Even though we—in our little sphere—manage to lie and get things wrong so much and so dishearteningly often, the truth, reality, the solid facts: we must admit these do prevail. They create us and destroy us and give us emotions and voice.

Just not always in our minds. Not always in our wills, either. Hell is angelic if human will isn't mostly about subjective desires and preferences, about selfish or groupish goals. Whatever will is, it does seem to exist, so that also is truth. But it seems to depend on something other than facts, even when it's informed.

We've got subjectivity, then. Let's admit that. Undeniably, it's there. And I think most of us rather like subjectivity. We enjoy existing and having this little bubble, this mini-version of the universe, and pushing this way and that.
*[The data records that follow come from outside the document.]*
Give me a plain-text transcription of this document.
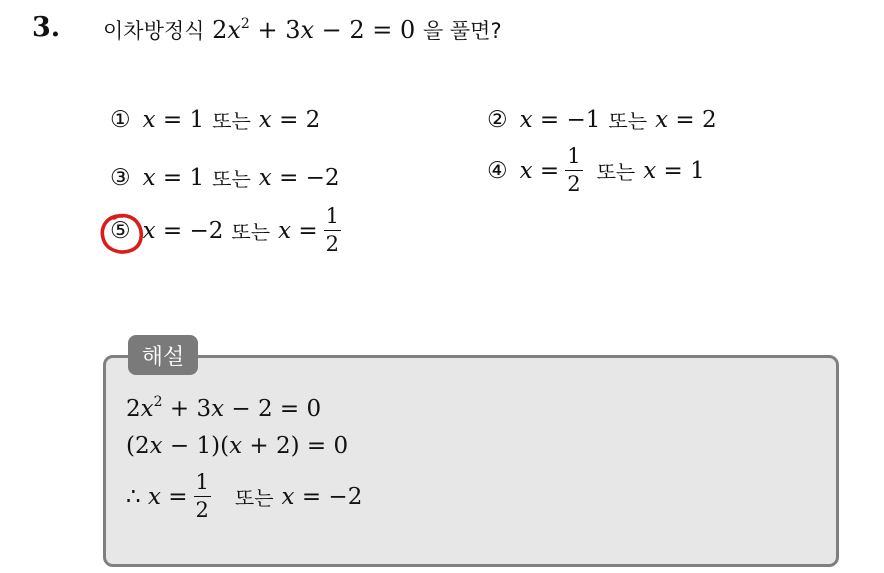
3. 이차방정식 $2x^2 + 3x - 2 = 0$ 을 풀면?
① x = 1 또는 x = 2	② x = −1 또는 x = 2
③ x = 1 또는 x = −2	④ $x = \frac{1}{2}$ 또는 x = 1
⑤ x = −2 또는 $x = \frac{1}{2}$
해설
$2x^2 + 3x - 2 = 0$
(2x − 1)(x + 2) = 0
∴ $x = \frac{1}{2}$ 또는 x = −2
Because we know that not everything is solved and finished, that the world, at least of humanity, is a work in progress, and we have myths to dispel and truths to uncover, and sometimes a wrong violently oppresses and destroys, and we can help, and so on—seeing all that, later individuals quoting this sentence have added to all the graffiti and written it this way: "Magna est veritas, et praevalebit."

That means: "The truth is great, and it will prevail."

Will prevail, now. There's tons of work to do, some unknown improver realized. Things are changing, discoveries are happening.

Out there are human factors, errors. There they are, but they won't remove truth in the end.

Well, both versions make sense, don't they? At all times, the universe is objective. It's a pile o' facts. It is however it is. The matter is arranged that way. The energy is arranged accordingly, the information accordingly, and all this develops constantly. It's completely objective. It is.

Then we focus on that second telling. It will prevail, won't it? Because we're coming around. We're seeing the light ourselves.

Splitting the difference, others have quoted good old Esdras ("Esdras") this way: "The truth is great and it prevails, or will."

Or. Maybe now, but if not, then one day. Do we see that it is good? The sentence is working on its own self. Folk wisdom has been getting us somewhere, it seems to me. How much of the Bible and other sacred scriptures evolved like this?

In the case of these words Esdras never wrote, the quotation isn't included in most Bibles, because we now know it was added later, and many people who are not "Esdras" are very particular about Bibles, believing in one historical event or line of telling or another.

Nonetheless, stepping back, we see a tiny example of how wisdom can accumulate in great texts, even potentially improving them over time.

There's also the joke version, punning on the Latin tense shift: "The truth is great, and it will prevail a bit."

Praevalebit means "will prevail." Will prevail a bit. Get it?

What this wisdom ultimately says, to me, is something about the character or quality of truth itself. What's true is true because the universe is arranged that way, because mathematics works like that, etc. You see it more by stepping out of the way and observing and testing your beliefs, putting aside some of your desires and preoccupations, than by trying to prove you've already got this detail perfect and therefore you are wonderful and therefore you should have people bringing you grapes on platters and feeding them to you. Getting a detail perfect, the slow etch of observing, insofar as that's possible, is both giving and receiving.

If you understand that one idea, you can help the truth prevail a bit.